Harris also connects the point of view of “Reason” with the scientific revolution (p. 456). “Hegel is using the terminology of Critical Idealism (Kant and Fichte) for what the consciousness that we are observing expressed in the language of Bacon and Descartes” (p. 455). “From the historical references that Hegel gives, it is clear that ‘Reason’ comes on the scene before ‘Idealism’; and it appears immediately as the certainty of being all reality” (p. 456). This abstract, “dogmatic” Reason has “forgotten” the long previous development we have been following.

“[P]rimitive self-consciousness does not really want any definite object at all; it just wants to get its own way about whatever objective occurs to it…. This self just wants to be master” (p. 457). In contrast, “the Stoic regards those who do not dwell in the light of Reason, as brothers and sisters nonetheless — sparks of the same divine fire…. But their goals are irrational… For the consciousness of ‘Reason’, on the other hand, every goal it can recognize at all, it recognizes as reasonable” (ibid).

“The great critical reasoner, Kant, declared that they are all dogmatists, and that their disagreements must continue forever, until they admit that Reason cannot say what is in any absolute sense” (ibid). But nonetheless “The Phenomenology aims to validate Kant’s hope by showing how the dialectic of Pure Reason [of which those disagreements are a symptom] can be overcome” (p. 459).

“Reflective Reason must begin again with Sense-Certainty, at the extreme of the ‘It is’, and traverse once more the forgotten path to self-possession…. But Fichte’s idealism will reveal itself as an error that turns round into a much higher truth than the philosophy of nature can give us…. ‘Idealism’ is handled almost as sarcastically as Stoicism was, and for the same reason: it has only a formal truth. But that formal truth is the actual concept of Spirit” (p. 460).

“My forgotten history is myself; it is the substance, or foundation, of my subjectivity…. It is the objective self from which self-conscious singular Reason has emerged, because the logical destiny, or the rational Bestimmung [calling] of the Spirit, is to be cognizant of what it has been. In the light of that cognizance we shall finally be able to know the not-self (in which subjective Reason will here strive unsuccessfully to find itself) as the necessary ‘otherness’ of my ‘absolute’ self” (p. 461).

“Reason is ‘all reality and all truth’ in the sense that it is the categorical structure and motion of all experience. In its moving aspect, Reason itself is ‘singular’. There is more to it than purely universal categories, because it is active, it is a principle of change in the world” (p. 464).

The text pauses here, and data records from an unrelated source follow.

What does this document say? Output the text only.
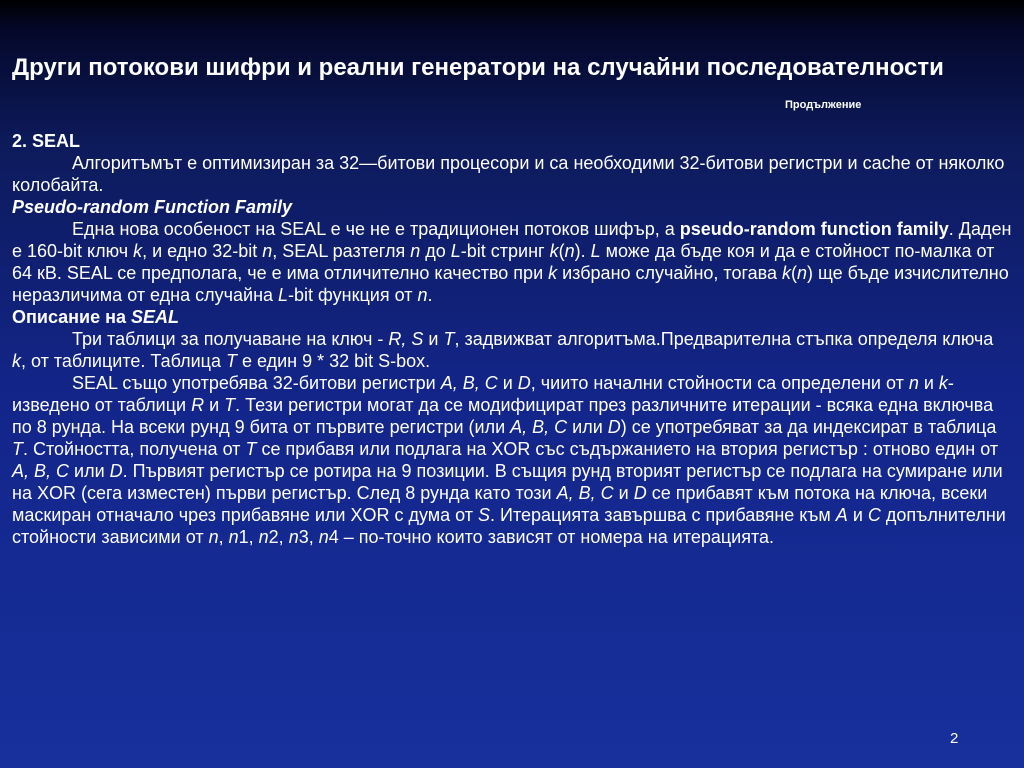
Други потокови шифри и реални генератори на случайни последователности
Продължение
2. SEAL
Алгоритъмът е оптимизиран за 32—битови процесори и са необходими 32-битови регистри и cache от няколко колобайта.
Pseudo-random Function Family
Една нова особеност на SEAL е че не е традиционен потоков шифър, а pseudo-random function family. Даден е 160-bit ключ k, и едно 32-bit n, SEAL разтегля n до L-bit стринг k(n). L може да бъде коя и да е стойност по-малка от 64 кВ. SEAL се предполага, че е има отличително качество при k избрано случайно, тогава k(n) ще бъде изчислително неразличима от една случайна L-bit функция от n.
Описание на SEAL
Три таблици за получаване на ключ - R, S и T, задвижват алгоритъма.Предварителна стъпка определя ключа k, от таблиците. Таблица T е един 9 * 32 bit S-box.
SEAL също употребява 32-битови регистри A, B, C и D, чиито начални стойности са определени от n и k- изведено от таблици R и T. Тези регистри могат да се модифицират през различните итерации - всяка една включва по 8 рунда. На всеки рунд 9 бита от първите регистри (или A, B, C или D) се употребяват за да индексират в таблица T. Стойността, получена от T се прибавя или подлага на XOR със съдържанието на втория регистър : отново един от A, B, C или D. Първият регистър се ротира на 9 позиции. В същия рунд вторият регистър се подлага на сумиране или на XOR (сега изместен) първи регистър. След 8 рунда като този A, B, C и D се прибавят към потока на ключа, всеки маскиран отначало чрез прибавяне или XOR с дума от S. Итерацията завършва с прибавяне към A и C допълнителни стойности зависими от n, n1, n2, n3, n4 – по-точно които зависят от номера на итерацията.
2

“As a ‘schema’ — an intellectual ‘middle’ between ‘thought’ and ‘sense’ — the thinking ego necessarily refers… to the world of experience that is to be comprehended. This ‘referring’ is the reflective (or transcendental) repetition of the naive ‘pointing’… of sense-certainty…. The formal ‘schema’ that Hegel derives from Fichte has a long way to go before its ‘certainty’ will become ‘truth'” (p. 465).

“Hegel fixes our attention here on the way that Fichte took over Locke’s empiricism wholesale” (p. 467). For Locke, “What we can know is only ‘our own ideas’; and our rational certainty is that they are indeed all ours. This is the return of sensible certainty at the level of Reason” (ibid).

“Actual Reason is… bound to abandon this empirical, observational stance, and to move on from its naive expectation that truth is to be discovered or found” (p. 468).